Conventional data visualization methods
Conventional data visualization methods are traditional techniques and
approaches used to represent data visually in charts, graphs, and other
visual formats to help people understand and interpret information more
effectively. These methods have been widely used for many years and
provide a solid foundation for data presentation. Some common
conventional data visualization methods include:
Bar Charts: Bar charts represent data using rectangular bars of varying
lengths, with the height or length of each bar corresponding to the data
values. Bar charts can be horizontal or vertical and are suitable for
comparing values across categories.
Line Charts: Line charts display data points connected by lines to show
trends and changes over time. They are often used to visualize time-series
data.
Pie Charts: Pie charts divide a whole into segments (or slices) to represent
the proportion of each category in the data. They are useful for showing
parts of a whole but are not ideal for comparing values.

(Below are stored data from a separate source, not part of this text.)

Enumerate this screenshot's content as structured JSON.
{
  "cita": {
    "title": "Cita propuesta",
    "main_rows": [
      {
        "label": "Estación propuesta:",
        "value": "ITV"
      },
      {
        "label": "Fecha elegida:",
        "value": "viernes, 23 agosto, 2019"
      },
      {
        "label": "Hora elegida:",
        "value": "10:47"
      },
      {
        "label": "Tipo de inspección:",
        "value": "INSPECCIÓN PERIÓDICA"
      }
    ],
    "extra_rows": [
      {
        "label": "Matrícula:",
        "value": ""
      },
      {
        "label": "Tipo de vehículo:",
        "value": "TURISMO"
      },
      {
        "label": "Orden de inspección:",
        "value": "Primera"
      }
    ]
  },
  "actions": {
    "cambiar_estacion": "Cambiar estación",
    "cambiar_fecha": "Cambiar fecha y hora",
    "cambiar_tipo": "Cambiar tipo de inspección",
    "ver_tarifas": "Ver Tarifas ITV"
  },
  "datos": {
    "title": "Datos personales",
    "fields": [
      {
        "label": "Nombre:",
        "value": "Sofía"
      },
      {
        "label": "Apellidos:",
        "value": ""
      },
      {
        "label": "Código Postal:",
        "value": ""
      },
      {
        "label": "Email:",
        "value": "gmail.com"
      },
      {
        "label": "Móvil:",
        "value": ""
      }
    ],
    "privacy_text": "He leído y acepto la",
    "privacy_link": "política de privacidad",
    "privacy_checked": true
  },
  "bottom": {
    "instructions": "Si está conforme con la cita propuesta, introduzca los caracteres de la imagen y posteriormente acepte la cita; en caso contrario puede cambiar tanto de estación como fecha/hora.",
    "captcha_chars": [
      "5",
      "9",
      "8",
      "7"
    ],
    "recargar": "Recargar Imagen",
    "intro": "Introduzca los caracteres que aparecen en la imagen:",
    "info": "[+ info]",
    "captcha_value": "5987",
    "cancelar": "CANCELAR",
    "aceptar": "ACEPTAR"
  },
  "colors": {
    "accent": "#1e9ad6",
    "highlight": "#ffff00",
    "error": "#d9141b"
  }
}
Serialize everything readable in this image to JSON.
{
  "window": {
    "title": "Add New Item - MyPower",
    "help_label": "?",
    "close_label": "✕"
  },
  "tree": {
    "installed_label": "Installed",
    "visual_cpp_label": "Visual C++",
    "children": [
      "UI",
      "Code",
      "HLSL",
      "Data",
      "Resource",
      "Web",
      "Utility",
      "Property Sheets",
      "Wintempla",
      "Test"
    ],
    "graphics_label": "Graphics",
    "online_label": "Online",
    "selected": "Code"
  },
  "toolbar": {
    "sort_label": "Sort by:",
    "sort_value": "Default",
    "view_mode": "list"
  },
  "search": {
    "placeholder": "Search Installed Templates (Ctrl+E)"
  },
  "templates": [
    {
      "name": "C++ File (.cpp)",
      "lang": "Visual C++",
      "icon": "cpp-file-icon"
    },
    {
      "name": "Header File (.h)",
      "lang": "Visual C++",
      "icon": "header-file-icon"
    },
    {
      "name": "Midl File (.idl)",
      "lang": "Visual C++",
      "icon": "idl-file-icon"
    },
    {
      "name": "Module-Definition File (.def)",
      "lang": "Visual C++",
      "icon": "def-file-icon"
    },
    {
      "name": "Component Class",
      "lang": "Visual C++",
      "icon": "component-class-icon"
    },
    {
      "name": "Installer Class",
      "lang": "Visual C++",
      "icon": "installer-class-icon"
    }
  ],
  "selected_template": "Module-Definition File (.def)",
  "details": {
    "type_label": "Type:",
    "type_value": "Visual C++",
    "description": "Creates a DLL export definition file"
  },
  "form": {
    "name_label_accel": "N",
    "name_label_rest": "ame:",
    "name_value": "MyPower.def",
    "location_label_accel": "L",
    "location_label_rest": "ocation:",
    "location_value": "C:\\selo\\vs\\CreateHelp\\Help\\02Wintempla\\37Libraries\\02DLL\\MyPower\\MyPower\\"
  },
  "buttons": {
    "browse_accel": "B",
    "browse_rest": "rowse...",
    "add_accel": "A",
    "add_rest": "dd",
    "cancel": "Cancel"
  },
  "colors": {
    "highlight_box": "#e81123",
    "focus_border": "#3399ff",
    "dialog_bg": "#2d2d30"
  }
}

Scatter Plots: Scatter plots display individual data points as dots on a two-
dimensional coordinate system, making it easy to identify relationships and
patterns between variables.
Area Charts: Area charts are similar to line charts but have the area under
the line filled with color, making it easier to visualize the cumulative effect
of data over time.
Histograms: Histograms are used to represent the distribution of
continuous data by dividing it into intervals or bins and displaying the
frequency of data points within each bin.
Box Plots: Box plots (box-and-whisker plots) provide a summary of the
distribution of data, showing the median, quartiles, and potential outliers.
Heatmaps: Heatmaps use color-coding to represent data values on a two-
dimensional grid, making it easy to identify patterns and trends in large
datasets.
Gantt Charts: Gantt charts are used for project management to visualize
tasks, their start and end times, and their dependencies in a timeline
format.
Pareto Charts: Pareto charts combine both bar charts and line charts to
display data in descending order of importance, helping to prioritize factors
based on their impact.
Radar Charts: Radar charts (spider charts) are useful for comparing
multiple variables across different categories, with each variable
represented by a spoke on a radial chart.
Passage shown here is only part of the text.